Never trust a man who, when left alone in a room with a tea cozy, doesn't try it on.  ~Billy Connolly

Knitting fool's picture

Thanks, for your input! I am going to try to add stitches to both length and height to get the size I am going to need. I just got the yarn today, so I'll be ready to go as soon as I finish up my current project.
I would really appreciate it, kiwiknitter, if you could clue me in on any snags you might hit as you knit this. Also, I'd really like to see your finished vest.

Thanks again, guys!

Knitting fool's picture

Well, I'm in the final stretch of knitting the back of this vest. I chose to begin with the back, as it seemd to be the easiest part of the vest. I added stitches to the width and the height, and I think I did is correctly, because if I lay this piece on my back, it looks like it is going to fit!

I now will be starting on the left front. I practiced the mitered knitting with some scrap yarn and I think I found some errors in the pattern that will be easy to correct. The one part of this vest that has me confused is how to use the instructions for the left front to knit the right front of this. The cast-on for the front pieces form the horizontal and the vertical bands for both pieces. I am unsure how to get started on the right front piece. Any help would be greatly appreciated.

Knitting fool's picture

I have successfully completed the two front pieces and the back piece for this vest! All that remains now is the final assembly, trimming out the collar and the arm holes and making and adding the frog closures and iCord ornamentation.

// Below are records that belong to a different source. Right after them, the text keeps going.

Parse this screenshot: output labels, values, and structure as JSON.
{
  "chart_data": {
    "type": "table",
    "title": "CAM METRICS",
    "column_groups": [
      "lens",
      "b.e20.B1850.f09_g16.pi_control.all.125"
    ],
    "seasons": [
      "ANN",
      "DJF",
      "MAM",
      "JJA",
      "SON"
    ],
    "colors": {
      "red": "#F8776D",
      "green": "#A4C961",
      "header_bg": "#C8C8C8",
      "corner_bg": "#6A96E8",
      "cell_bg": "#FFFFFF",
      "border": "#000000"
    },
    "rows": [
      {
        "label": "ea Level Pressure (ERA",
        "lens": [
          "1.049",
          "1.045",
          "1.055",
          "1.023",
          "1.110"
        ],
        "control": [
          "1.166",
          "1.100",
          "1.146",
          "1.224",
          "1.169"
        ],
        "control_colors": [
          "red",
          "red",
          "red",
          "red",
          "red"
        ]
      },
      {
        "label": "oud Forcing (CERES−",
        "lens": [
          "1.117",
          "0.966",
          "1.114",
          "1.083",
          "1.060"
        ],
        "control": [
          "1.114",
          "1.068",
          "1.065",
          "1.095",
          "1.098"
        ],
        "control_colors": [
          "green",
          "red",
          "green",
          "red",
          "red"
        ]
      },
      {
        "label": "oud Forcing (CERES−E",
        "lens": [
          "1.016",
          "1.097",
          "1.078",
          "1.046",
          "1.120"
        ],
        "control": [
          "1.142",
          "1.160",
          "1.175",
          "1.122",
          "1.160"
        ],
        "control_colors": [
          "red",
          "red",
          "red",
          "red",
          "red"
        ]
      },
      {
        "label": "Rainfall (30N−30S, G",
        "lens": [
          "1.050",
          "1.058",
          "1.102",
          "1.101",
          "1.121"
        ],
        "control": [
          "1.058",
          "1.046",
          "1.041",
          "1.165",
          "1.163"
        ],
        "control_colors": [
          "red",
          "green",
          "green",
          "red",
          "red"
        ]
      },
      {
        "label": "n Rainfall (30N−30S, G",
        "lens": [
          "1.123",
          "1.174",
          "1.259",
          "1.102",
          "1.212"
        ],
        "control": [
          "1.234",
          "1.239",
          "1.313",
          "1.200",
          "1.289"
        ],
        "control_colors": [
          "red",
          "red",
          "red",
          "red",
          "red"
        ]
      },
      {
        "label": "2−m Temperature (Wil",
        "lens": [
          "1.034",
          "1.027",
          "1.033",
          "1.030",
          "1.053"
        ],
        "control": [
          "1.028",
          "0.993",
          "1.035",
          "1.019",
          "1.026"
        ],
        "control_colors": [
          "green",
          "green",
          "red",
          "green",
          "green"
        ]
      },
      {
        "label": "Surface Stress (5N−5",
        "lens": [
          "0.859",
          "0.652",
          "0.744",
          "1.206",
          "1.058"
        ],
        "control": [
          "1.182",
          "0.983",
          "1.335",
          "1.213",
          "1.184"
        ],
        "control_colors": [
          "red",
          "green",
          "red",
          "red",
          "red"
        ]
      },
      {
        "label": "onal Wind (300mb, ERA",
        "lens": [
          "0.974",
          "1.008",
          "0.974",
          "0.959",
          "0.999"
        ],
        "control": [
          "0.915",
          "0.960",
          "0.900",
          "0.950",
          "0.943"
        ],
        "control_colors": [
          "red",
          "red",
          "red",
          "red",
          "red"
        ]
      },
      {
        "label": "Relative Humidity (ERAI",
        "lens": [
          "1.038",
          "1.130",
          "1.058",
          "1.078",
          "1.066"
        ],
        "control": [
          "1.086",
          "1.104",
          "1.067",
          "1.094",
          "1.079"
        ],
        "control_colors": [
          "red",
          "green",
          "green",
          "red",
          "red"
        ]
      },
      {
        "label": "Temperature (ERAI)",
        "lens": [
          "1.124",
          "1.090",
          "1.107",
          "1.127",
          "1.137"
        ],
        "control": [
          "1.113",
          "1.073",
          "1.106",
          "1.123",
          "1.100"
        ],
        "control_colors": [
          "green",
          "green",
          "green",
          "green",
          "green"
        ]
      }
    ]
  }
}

I had to figure out how to up-size the pattern, as the pattern as written would not have fit me. Also, having never made a vest before I had to learn how to make the right front piece having only instructions for the left side. To keep myself sane with the miter, I created an Excel spreadsheet that kept track of the rows and when to make the decreases. I wasn't too sure about this when I first decided to make this vest, but it's going to be a go to garment this fall. When I have it complete, I will post a photo or two.

CLABBERS's picture

Hi Jay,
I haven't been on here for awhile, so it was nice to read all your progress in one sitting. Like you, I have also found that and Excel spreadsheet is a knitters great friend. I must admit though that I usually just draw a grid on a scrap of paper and keep my stitch counts and rows on that. That way, I don't struggle with creating the spreadsheet and modifying it. I just use the pencil eraser on my scrap paper as it goes faster for me. I am anxious to see the finished product. If you took pictures of the individual pieces along the way, please post them as well.
Mark

Knitting fool's picture

Well, guess what? My vest still isn't finished!!! I am struggling with the closures and the embellishments on the front pieces. I pinned all of it down over two thicknesses of foam board, but when it came time to baste, and then sew them on, it all went to hell in a hand basket. I put it all aside, and began knitting hats and scarves for homeless veterans. Now that I have seriously depleted my yarn stocks, my attention has again returned to the vest. I am going to try using a hot glue gun to tack the Icord pieces to the vest to hold them more securely while I sew them on. Wish me luck...

Bill's picture

DON'T USE HOT GLUE! ...you can tack stuff in place with an Elmer's glue stick...that will wash out. The kind of glue stick kids use.

Knitting fool's picture

Finally finished!!! See above for the photo. I ended up needing to add a little to the size of the vest as it wasn't fitting as loosely as I wanted. I simply knited some side gussets and seemed them into the vest. I am quite please with how this turned out for my very first vest project. I sure learned a lot doing it.